A huge part of 11 plus success is exam technique and a huge part of exam technique is staying cool when you come to stuff you don;t know.

Next day, go slowly through the questions he can't do. Can he do part of them? Does he know why he's stuck? Then go to somewhere like Khan Academy (free online) to see how he explains things. He;s very good at going through each stage very slowly, so you work out what bit you got wrong.

Reassure him that he is clever and that if he doesn't get into the grammar he is still as clever as he always was it's just that that one exam on that one day wasn't right for him. Reassure him that there are loads of ways to succeed in life and going to grammar is only one of them. Remind him that over half all students at Oxbridge are from comps these days. Etc. Just arm him with facts that bust the stupid fear mongering.

If you are bright (I bet you are!) you can tutor him for 11+ yourself. A paper a week, no pressure. The social anxiety of group work won't help him. If he's anything like my ASD son, he'll think everybody else knows all the answers. Not realising that A knew one answer and B knew another, and he is comparing one of him to all of them combined. If the tutor group is not increasing his confidence, remove him from it. It's counterproductive.

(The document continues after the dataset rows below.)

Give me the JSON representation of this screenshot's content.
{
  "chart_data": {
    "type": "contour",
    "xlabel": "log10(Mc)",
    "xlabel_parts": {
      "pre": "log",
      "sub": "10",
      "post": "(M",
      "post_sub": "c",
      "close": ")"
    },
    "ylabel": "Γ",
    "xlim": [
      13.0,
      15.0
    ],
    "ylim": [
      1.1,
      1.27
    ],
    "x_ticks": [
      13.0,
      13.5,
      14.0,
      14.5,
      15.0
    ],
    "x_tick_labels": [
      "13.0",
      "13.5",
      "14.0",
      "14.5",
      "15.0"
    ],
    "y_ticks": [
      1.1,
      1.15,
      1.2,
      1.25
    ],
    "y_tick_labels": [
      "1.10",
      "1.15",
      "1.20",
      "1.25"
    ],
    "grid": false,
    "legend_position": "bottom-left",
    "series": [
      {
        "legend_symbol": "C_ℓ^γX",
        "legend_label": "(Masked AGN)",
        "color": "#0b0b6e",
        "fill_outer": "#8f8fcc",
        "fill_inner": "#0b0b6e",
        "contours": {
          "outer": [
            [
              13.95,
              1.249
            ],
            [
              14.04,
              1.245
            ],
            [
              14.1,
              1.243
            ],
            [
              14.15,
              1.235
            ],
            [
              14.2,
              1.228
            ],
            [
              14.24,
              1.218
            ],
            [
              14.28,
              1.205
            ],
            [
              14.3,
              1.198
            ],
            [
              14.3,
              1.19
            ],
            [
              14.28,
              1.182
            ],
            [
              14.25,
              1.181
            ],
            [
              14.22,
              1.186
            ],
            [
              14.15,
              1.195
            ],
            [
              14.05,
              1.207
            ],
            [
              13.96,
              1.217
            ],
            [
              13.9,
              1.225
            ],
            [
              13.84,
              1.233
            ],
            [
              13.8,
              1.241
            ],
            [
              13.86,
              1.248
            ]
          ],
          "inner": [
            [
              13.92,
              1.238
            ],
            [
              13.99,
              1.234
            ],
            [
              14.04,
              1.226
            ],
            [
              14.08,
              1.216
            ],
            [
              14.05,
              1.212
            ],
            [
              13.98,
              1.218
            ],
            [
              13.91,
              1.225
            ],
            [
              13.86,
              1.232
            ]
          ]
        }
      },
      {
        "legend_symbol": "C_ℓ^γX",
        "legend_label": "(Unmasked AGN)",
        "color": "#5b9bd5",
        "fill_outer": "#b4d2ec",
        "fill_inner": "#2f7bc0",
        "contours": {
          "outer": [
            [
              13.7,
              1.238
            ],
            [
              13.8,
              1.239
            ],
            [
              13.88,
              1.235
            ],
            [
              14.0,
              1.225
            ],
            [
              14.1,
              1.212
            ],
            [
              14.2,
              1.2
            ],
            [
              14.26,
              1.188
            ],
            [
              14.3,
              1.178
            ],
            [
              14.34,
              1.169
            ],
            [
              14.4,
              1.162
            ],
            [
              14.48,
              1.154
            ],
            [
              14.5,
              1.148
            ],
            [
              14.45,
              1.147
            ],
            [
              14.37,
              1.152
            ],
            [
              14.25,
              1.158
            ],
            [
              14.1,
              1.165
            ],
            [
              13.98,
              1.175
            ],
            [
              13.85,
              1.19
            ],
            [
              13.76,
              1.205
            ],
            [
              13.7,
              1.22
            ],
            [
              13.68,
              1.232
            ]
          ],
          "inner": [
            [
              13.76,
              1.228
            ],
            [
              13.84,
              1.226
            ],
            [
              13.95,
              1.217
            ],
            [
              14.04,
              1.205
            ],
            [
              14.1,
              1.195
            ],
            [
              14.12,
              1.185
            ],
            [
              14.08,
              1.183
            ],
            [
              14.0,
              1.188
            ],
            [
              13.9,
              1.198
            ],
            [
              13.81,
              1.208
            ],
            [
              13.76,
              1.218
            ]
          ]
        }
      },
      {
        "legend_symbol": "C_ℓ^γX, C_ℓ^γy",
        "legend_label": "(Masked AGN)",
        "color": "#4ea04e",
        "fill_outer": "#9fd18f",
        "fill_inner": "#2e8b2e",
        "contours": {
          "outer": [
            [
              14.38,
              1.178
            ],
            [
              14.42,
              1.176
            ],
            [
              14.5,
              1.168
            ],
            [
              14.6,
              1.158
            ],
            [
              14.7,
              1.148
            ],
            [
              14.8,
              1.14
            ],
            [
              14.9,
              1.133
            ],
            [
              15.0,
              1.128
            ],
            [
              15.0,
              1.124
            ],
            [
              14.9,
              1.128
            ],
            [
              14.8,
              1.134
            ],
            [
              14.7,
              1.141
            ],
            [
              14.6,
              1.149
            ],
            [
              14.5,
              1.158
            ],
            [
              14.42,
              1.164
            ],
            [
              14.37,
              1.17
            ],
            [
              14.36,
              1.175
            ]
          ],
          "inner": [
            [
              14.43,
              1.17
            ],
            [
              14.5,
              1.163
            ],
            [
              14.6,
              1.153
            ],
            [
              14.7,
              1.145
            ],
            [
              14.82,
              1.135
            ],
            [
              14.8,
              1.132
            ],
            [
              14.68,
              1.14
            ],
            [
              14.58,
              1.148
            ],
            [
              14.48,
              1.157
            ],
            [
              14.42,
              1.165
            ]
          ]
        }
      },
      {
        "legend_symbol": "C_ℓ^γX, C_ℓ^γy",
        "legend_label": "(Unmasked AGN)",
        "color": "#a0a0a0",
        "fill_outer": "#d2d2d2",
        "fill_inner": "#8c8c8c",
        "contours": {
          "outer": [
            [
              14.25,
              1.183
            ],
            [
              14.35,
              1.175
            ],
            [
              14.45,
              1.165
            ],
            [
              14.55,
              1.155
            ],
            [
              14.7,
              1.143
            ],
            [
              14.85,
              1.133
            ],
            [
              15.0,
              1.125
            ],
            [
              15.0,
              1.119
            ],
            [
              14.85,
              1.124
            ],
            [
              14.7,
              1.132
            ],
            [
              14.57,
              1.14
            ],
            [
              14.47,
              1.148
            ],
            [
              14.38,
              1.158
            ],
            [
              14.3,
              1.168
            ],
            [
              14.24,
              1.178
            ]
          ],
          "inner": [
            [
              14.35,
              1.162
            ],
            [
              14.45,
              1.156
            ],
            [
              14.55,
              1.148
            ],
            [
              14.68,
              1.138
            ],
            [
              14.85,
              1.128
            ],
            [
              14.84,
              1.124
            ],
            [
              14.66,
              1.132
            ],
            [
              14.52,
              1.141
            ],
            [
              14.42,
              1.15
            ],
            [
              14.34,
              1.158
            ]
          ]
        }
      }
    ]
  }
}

PossiblyDreaming · 29/01/2022 11:53

@hivemindneeded I know they’re the CEM papers so I’ve got loads of practice ones to do with him. He just gets in such a flap doing them. The maths particularly allows a really short amount of time for a lot of questions that need proper working out. It’s also all multiple choice but he flat out refuses to consider circling answers for questions that he hasn’t worked out if he runs out of time. It’s just an absolute no go and I don’t know how to encourage him to just do it anyway.

I haven’t heard of Khan Academy, thank you. I’ll look it up.

OP posts:
hivemindneeded · 30/01/2022 23:07

Just keep explaining that there is a skill called 'exam technique' and one of these skills is to just do all the questions you can do easily first and then go back and look at the others. Just keep reassuring him that this is one of the things they are testing: can you apply 'exam technique' so you don't get stuck on a question you don't understand. It's probably harder for a child with ASD as they like to do things in a certain way, but DS2 managed it as do lots of capable ASD pupils, so he can do it.

You could also ask him to do it as an experiment - try one maths paper not using exam technique and another paper using it and see which paper you get the higher score on. Maybe sit down with him, going over each question and when he struggles, say: OK, exam technique (or ET) that one - dot or star by it and then move on. It's about getting him familiar with the notion so he realises it's not wrong or a failure to miss something out and return to it.

TotalRhubarb · 30/01/2022 23:12

This sounds like a confidence/anxiety issue, as much as anything. Perhaps he’s getting in a bit of a tizzy because of the pressure and then it gets hard to concentrate and think clearly, which makes it worse as he can’t get to the answer, and so it goes on in a vicious circle.

Maybe some ways to calm and centre himself would help, and if there’s time, some therapy?